The United States spends about 18 percent of its gross domestic product on health care – far more than other industrial countries. Some say it has the “best health care system in the world,” and if you judge it by one metric – the ability to treat certain serous diseases, that’s true. But it’s burdening us and future generations with unsustainable debt, and was doing so long before Obamacare was created.

The health care system itself is partly to blame. Among its biggest problems is that it rewards all the wrong behaviors. It pays medical providers far more money for treating diseases than it does for curing them and pays them almost nothing for prevention. A pharmacy selling us cigarettes and then selling us drugs (and charging the government for them) to treat the effects of those cigarettes? That’s the American way.

But just as it’s very hard for schools to educate students without parental support, it’s difficult for the health care system to treat patients when we don’t treat ourselves. Americans see “health care” largely as the act of taking a pill, right now, to make us feel better, right now. It’s no wonder drugstores sell cigarettes and candy. They’re drugs. One produces a nicotine high, and one produces a sugar rush.

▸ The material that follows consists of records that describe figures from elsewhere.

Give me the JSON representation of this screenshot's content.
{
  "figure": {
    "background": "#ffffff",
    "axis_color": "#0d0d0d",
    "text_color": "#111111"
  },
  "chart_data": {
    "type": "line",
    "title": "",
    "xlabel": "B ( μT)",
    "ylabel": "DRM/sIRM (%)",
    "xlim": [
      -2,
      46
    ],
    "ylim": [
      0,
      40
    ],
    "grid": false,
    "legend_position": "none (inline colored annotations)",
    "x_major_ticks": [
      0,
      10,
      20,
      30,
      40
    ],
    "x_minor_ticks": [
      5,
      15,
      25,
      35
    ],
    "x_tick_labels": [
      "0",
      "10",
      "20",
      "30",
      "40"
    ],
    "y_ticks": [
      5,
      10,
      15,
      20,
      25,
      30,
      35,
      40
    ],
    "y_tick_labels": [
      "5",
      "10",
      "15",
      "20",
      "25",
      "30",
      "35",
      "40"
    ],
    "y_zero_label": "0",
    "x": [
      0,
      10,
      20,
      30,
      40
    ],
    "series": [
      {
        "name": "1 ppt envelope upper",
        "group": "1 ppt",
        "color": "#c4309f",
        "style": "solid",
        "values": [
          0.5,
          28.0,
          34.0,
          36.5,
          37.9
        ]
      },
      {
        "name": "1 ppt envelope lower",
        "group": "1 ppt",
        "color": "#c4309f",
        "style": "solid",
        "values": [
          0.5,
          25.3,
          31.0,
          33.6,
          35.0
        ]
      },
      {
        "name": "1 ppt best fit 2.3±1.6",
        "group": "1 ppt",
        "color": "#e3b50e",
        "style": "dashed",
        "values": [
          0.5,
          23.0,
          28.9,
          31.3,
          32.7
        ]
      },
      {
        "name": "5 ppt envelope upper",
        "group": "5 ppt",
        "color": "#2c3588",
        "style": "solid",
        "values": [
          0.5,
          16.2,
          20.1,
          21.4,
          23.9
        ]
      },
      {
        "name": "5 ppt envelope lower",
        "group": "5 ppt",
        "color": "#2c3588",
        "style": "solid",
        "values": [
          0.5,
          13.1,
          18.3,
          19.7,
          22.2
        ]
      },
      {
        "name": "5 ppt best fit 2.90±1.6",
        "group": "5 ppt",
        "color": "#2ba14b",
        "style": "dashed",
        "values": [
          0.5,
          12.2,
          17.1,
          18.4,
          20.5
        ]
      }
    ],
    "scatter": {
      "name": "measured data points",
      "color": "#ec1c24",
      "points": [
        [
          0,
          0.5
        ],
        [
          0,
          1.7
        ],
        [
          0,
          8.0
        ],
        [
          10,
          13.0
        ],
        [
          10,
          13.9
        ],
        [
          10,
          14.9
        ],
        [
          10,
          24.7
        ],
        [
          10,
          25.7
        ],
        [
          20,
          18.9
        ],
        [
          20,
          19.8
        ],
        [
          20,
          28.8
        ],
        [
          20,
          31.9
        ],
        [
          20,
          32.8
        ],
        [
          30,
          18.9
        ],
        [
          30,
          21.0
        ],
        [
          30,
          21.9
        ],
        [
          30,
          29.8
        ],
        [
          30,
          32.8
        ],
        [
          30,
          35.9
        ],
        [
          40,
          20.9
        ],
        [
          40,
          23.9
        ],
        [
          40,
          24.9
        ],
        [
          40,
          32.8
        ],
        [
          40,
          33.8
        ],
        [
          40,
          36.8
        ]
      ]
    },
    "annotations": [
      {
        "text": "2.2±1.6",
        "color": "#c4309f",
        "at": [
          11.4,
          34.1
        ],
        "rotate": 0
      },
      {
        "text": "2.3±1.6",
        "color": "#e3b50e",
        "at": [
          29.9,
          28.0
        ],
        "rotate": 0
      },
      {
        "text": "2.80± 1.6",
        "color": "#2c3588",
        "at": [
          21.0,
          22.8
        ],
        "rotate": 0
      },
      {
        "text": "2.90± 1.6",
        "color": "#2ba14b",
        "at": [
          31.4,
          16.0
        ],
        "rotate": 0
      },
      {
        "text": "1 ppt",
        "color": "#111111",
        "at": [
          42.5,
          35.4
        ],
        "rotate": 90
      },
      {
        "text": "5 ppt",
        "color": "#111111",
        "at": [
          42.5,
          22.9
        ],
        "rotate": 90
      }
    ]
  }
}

So while we’re talking about state and national policies, we also have to talk about personal responsibility. In fact, the conversation must start there, even if it’s a little uncomfortable, just as writing this column has been. (Most are.) As Arkansas Surgeon General Dr. Joe Thompson said recently as we discussed various forms of health care reform, “If we don’t get control over our obesity and of our hypertension and our tobacco use, it doesn’t matter how much money we’re spending. We’re going to sink the boat.”

Will a drugstore clearing its shelves of America’s most harmful drug keep that boat afloat? No, but it certainly can’t hurt. It made its choice based on free market principles. Let’s hope the market rewards it, and that others freely follow its lead.